Ein absurder Höhepunkt ist dabei der Auftritt des Admirals Sir Ewart, der auf die Frage, was er zum Fall mit den Zwergen zur Aufklärung beizutragen habe, ein Bündel Papiere aus der Aktentasche hervorzuzerren und zu deklamieren beginnt: „Die Macht der Marine hat unser Königreich erbaut. Die Macht der Marine muß es erhalten. Britannia entstieg nicht den azurnen Fluten, um gleich wieder zu versinken...“ Daraufhin bricht der Saal, wie Mr. Beachcomber protokolliert, „in Begeisterungsstürme aus, und mehrere Damen schwenkten kleine britische Fahnen“.

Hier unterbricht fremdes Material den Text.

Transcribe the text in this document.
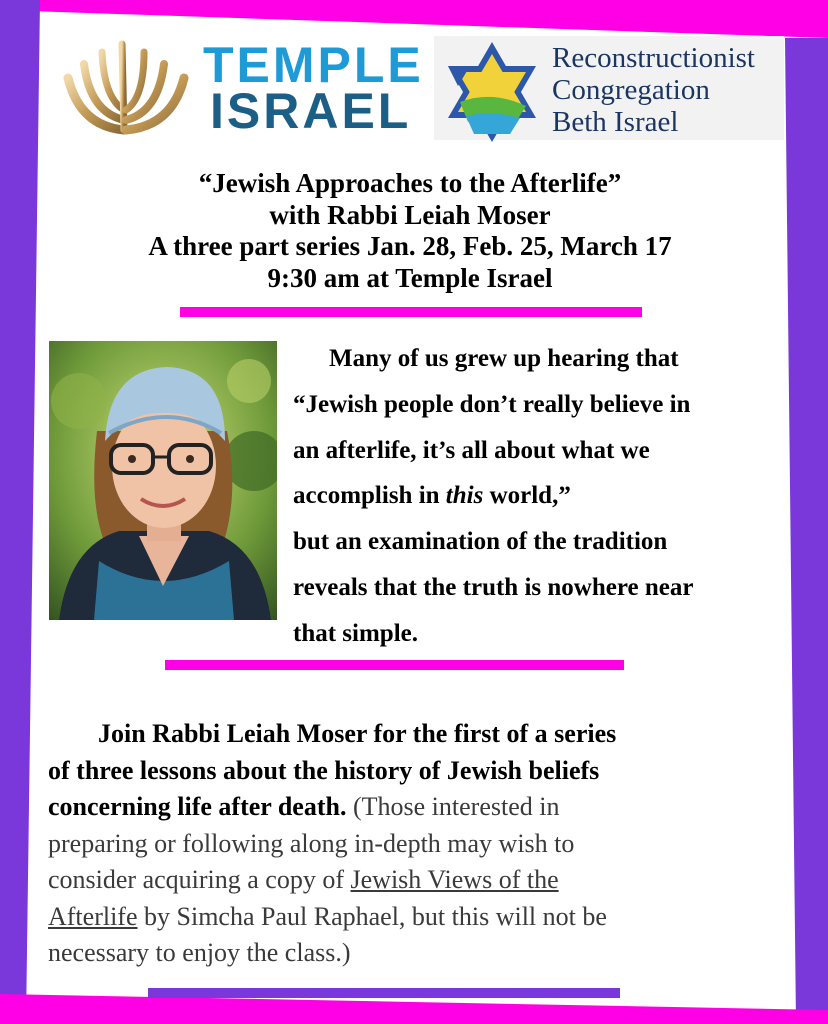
TEMPLE
ISRAEL
Reconstructionist
Congregation
Beth Israel
“Jewish Approaches to the Afterlife”
with Rabbi Leiah Moser
A three part series Jan. 28, Feb. 25, March 17
9:30 am at Temple Israel
Many of us grew up hearing that
“Jewish people don’t really believe in
an afterlife, it’s all about what we
accomplish in this world,”
but an examination of the tradition
reveals that the truth is nowhere near
that simple.
Join Rabbi Leiah Moser for the first of a series
of three lessons about the history of Jewish beliefs
concerning life after death. (Those interested in
preparing or following along in-depth may wish to
consider acquiring a copy of Jewish Views of the
Afterlife by Simcha Paul Raphael, but this will not be
necessary to enjoy the class.)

Auch andere Zeugen zeigen sich ahnungslos oder renitent, so daß an einen geordneten Prozeßverlauf nicht zu denken ist und der Richter Mr. Justice Cocklecarrot schließlich entnervt das Handtuch schmeißt. Im gestrengen Aufseher über Recht und Ordnung erwacht nun der kleine Anarchist, der nur noch einen Ausweg sieht, nämlich alle relevanten Papiere, „sofern in einem solchen Fall überhaupt etwas als relevant bezeichnet werden kann“, mittels einer listigen Versuchsanordnung in Brand zu setzen. Und dann stellt man sich Mr. Cocklecarrot vor, wie er händereibend und vor sich hinkichernd das Feuerchen mit seiner Perücke füttert. „Binnen einer Stunde war das Gerichtsgebäude niedergebrannt.“

Das wunderbar schräge Büchlein hat nur einen Nachteil: Es ist viel zu schmal. Klaus Bittermann

Beachcomber: „Das Zwergen- Zerwürfnis“. Herausgegeben, übersetzt und mit einem Nachwort von Albrecht Götz von Olenhusen. Litzelstetter Libellen, Ziemlich Neue Folge (ZNF) Nr.11, Abteilung Handbüchlein und Enchiridia, Lengwil am Bodensee 1998, 80 Seiten, 22 DM.